The word shows up in England at the turn of the 18th century around the same time as the window tax – one of those not so transparent laws enacted by government officials to increase revenue, which turns out to be a pain for the taxpayer.
At the time, the British people considered one’s annual income as personal and private as the number of one’s underpants and certainly none of the king’s concern. The only way for the king to get a peek at how much money people had was to empower the taxmen to become peeping Toms and report on the number of windows each dwelling had. More windows meant larger dwellings, meant people had more money, meant more tax revenue. To reduce their tax burden, people stonewalled the king by boarding and bricking up some of their windows. Darkening their dwellings seemed preferable to the government lightening their wallets.
Oddly (at least to me) in 1694 two years before the window tax, An Act for the More Effectual Suppressing of Profane Swearing and Cursing passed, enacting fines on swearers and cursers everywhere. Without any historical evidence to back me up, I think the lawmakers were acting preemptively since they must have known the response the window tax would elicit.

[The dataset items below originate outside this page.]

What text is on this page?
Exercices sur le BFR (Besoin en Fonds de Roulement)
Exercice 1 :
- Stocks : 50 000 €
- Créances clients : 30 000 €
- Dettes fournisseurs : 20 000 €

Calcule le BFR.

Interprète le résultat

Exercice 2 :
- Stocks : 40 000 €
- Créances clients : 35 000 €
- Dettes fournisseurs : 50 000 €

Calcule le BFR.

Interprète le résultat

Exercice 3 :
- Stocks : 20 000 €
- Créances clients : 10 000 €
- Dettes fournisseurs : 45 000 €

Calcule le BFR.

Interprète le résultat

But back to the word that started this post.
No one knows exactly where the word bamboozle comes from. Its first written appearance is in a comedy performed in 1703, so it must have been used on the streets of London sometime before that.
In 1710 Jonathan Swift, best known for writing Gulliver’s Travels, wrote a protest in the Tatler, a literary journal for gentlemen, lamenting what he perceived as the corruption of the English language, evidenced by “pretty Fellows” using only the first syllable of a word and leaving out the rest, omitting vowels, and inventing words like bamboozle. Swift claimed this “natural Tendency towards relapsing into Barbarity” would not end well for the words of the English language and says, “I am sure no other Nation will desire to borrow them.”
Swift is not the first language lamenter to be bamboozled by history. For several centuries now, English has been borrowed, taken home and let loose to swim in the Caribbean, play ice hockey, sport tattoos, ride elephants, wear a headdress, and dance the bomba — all before breakfast. It spends the rest of the day roaming the world, mingling with a thousand other languages, and borrowing a few words of its own.
English itself is a trickster, an ever-changing shape-shifter, untamable, as full of surprises as it is of annoyances (like like as a reporting verb), yet ever my own ears’ delight.
Bamboozle has never enjoyed the kind of popularity its close cousin cozen had in the early 1800s, but there’s something I love about those two pops of b’s exploding from my lips, ending with z’s flow of turbulent air suddenly blocked by the letter l and the tip of my tongue, as if to say, “Hold on there a minute. Where are you going, and what are you up to?”
And the answer? Spending the morning boarding up windows with the common folk, and the afternoon counting windows for the government.